Alice.

225 35 8
                                    

« Mais alors, dit Alice, si le monde n'a aucun sens, qui nous empêche d'en inventer un?  »

Citation attribuée à tort à Lewis Carroll dans Alice au Pays des Merveilles.

Des héros et héroïnes peuplent les rêves et les fantasmes des enfants. De braves et vertueuses personnes qui arpentent le monde à la recherche de paix et d'amour. Pour ma part, c'était très différent. Pour ce genre de héros, j'avais déjà moi-même. J'étais quelqu'un de vertueux : gentille, bien intentionnée ; je pouvais devenir l'amie des personnes les plus détestables. Je suivais ce que ma mère m'avait toujours dit de faire, sans dépasser les barrières de l'insolence. Mais j'avais peur; de décevoir et d'être déçue, et donc je me retrouvais dans mon coin, sans faire de mal à personne, ni risquer de me faire mal moi-même.

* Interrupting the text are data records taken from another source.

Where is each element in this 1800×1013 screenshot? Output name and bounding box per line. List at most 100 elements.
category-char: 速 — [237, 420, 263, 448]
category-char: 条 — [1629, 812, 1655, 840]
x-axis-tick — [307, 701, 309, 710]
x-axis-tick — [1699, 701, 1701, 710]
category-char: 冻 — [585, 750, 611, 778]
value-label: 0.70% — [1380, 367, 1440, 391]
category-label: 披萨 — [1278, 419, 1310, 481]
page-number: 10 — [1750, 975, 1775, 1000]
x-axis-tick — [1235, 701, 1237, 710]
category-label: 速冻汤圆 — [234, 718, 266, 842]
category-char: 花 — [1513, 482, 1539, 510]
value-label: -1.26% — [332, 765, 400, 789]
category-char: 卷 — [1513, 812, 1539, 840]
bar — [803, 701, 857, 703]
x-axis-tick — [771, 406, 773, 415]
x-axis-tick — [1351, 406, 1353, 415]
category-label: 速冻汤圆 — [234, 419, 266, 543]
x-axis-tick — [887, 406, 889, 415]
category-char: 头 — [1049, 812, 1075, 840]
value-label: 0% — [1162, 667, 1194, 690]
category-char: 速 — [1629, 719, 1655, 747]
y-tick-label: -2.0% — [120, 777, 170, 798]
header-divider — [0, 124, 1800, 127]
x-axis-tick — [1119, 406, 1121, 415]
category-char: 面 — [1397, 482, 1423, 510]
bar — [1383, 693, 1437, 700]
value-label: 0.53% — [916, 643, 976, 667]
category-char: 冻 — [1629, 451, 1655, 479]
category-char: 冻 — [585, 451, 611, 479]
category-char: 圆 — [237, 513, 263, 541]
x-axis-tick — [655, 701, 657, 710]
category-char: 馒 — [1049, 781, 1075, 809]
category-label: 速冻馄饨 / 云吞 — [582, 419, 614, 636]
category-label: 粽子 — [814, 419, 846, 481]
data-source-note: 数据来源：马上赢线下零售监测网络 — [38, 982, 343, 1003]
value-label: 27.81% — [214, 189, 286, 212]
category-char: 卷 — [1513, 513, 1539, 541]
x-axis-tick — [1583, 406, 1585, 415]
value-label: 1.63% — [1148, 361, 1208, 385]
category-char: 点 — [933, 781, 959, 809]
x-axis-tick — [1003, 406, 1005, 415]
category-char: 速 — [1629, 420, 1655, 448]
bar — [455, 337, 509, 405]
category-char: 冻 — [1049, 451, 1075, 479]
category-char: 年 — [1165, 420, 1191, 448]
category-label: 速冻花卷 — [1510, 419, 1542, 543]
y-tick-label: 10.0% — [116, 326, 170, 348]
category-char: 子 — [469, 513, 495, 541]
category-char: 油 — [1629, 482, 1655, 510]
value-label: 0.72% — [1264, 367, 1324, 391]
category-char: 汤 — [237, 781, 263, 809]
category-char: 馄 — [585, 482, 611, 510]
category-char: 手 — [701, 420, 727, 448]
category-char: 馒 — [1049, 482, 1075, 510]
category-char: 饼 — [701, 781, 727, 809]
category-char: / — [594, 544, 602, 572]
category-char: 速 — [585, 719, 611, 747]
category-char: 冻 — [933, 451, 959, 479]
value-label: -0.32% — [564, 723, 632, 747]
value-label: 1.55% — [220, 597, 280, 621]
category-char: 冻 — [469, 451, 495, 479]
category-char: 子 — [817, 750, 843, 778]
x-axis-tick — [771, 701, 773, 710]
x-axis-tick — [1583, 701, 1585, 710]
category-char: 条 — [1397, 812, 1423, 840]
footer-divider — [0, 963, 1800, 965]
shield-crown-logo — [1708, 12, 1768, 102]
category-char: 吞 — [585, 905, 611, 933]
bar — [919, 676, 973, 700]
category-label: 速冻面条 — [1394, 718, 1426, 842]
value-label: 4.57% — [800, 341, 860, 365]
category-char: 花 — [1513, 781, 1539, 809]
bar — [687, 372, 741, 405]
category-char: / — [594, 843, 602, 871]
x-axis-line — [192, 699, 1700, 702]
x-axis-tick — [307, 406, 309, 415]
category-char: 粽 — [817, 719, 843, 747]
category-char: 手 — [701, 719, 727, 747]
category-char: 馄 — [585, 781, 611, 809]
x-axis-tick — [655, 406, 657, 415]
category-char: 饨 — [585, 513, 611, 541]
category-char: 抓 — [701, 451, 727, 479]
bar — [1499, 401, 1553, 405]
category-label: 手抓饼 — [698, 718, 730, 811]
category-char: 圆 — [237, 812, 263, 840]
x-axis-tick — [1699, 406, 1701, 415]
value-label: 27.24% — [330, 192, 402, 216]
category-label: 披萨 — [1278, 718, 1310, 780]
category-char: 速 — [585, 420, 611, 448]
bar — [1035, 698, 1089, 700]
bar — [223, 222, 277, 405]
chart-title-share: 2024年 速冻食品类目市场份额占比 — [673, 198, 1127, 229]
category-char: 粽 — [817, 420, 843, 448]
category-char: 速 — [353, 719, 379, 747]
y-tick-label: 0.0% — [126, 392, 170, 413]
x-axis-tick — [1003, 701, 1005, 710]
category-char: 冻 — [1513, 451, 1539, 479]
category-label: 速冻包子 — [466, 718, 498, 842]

Mes attentes s'étaient donc tournés vers d'autres horizons. Mes vedettes n'étaient pas ces héros moraux, les Superman et les courageux chevaliers se battant pour le bien de leur nation. Je pouvais admirer les démons et le Diable; j'étais tentée par ces personnages dont l'audace me semblait si épatante, eux qui bravaient l'interdit et n'avaient pas peur des limites que le monde leur imposait. Ces génies du mal aux pensées tordues, aux mains salies de sang, aux fantasmes et divertissements les plus malsains. C'étaient eux, mes héros. Tout ce que moi, je n'étais pas. 

J'y avais beaucoup réfléchi lors d'une de mes conférences de Lettres modernes, où nous étudions les héros des œuvres littéraires classiques. J'avais apprécié le personnage de Don Quichotte, ce banal hidálgo qui avait décidé, du jour au lendemain, de quitter sa vie monotone pour s'inventer un personnage, celui d'un chevalier qui parcourt le monde accompagné de son écuyer Sancho Pança. Son errance picaresque me faisait rire, et les aventures farfelues qu'il vivait sur son cheval me fascinaient. J'aurais aimé, moi aussi, comme Don Quijote, partir dans un autre monde et chercher à devenir ma propre héroïne, en quittant ma vie monotone et banale. Combattre des moulins à vents, une lance entre les mains ; m'évader, prendre la place d'un autre que je ne suis pas. J'avais pris des notes sur ce personnage qui me paraissait si intéressant, avant de fermer mes cahiers lorsqu'il fut temps de manger.

Je quittai l'amphithéâtre d'un pas lent et nonchalant. Mes livres sous le bras, comme d'habitude, j'allai rejoindre Lola à la cafétéria de l'université. Lorsque j'arrivai, je vis seulement Héloïse qui envoyait un texto à quelqu'un. Héloïse était une amie de Lola. Elle me l'avait présentée quelques semaines auparavant. C'était une grande fille au corps svelte et élancé, qui portait toujours un large trait d'eye-liner au-dessus de sa paupière et des cheveux blonds attachés en un imposant chignon, semblable à Amy Winehouse avec une autre couleur de cheveux.

Je m'approchai, étonnée.

«Salut Hélo, dis-je doucement. Lola n'est pas là ?

-Si, répondit-elle en souriant. Regarde, juste en face, là-bas».

Je levai les yeux, et vis une jeune fille qui accrochait sur le tableau d'affichage de la cafétéria un papier. En m'approchant, je devinais des mots écrits en grandes lettres capitales. Lorsque je fus près de mon amie, j'arrivai enfin à lire. «Recherche acteurs pour tournage d'un court-métrage. Si intéressé.e, contactez Lola Torregrossa (ou Dolores si vous préférez ce prénom digne d'une mauvaise télénovela)». Ce dernier commentaire m'arracha un léger sourire.

«Je rêve, dis-je en l'observant. Tu ne t'arrêtes donc jamais.

-Moi ? dit-elle en m'apercevant. Tu me connais peu, Hélène Verbeeck . Je n'ai peur de rien».

Elle recula de quelques pas, les yeux toujours posés sur cette feuille. C'était une œuvre d'art, elle semblait vouloir desceller ses mystères et ses secrets. Mais ce n'était qu'un simple papier avec quelques mots gribouillés dessus.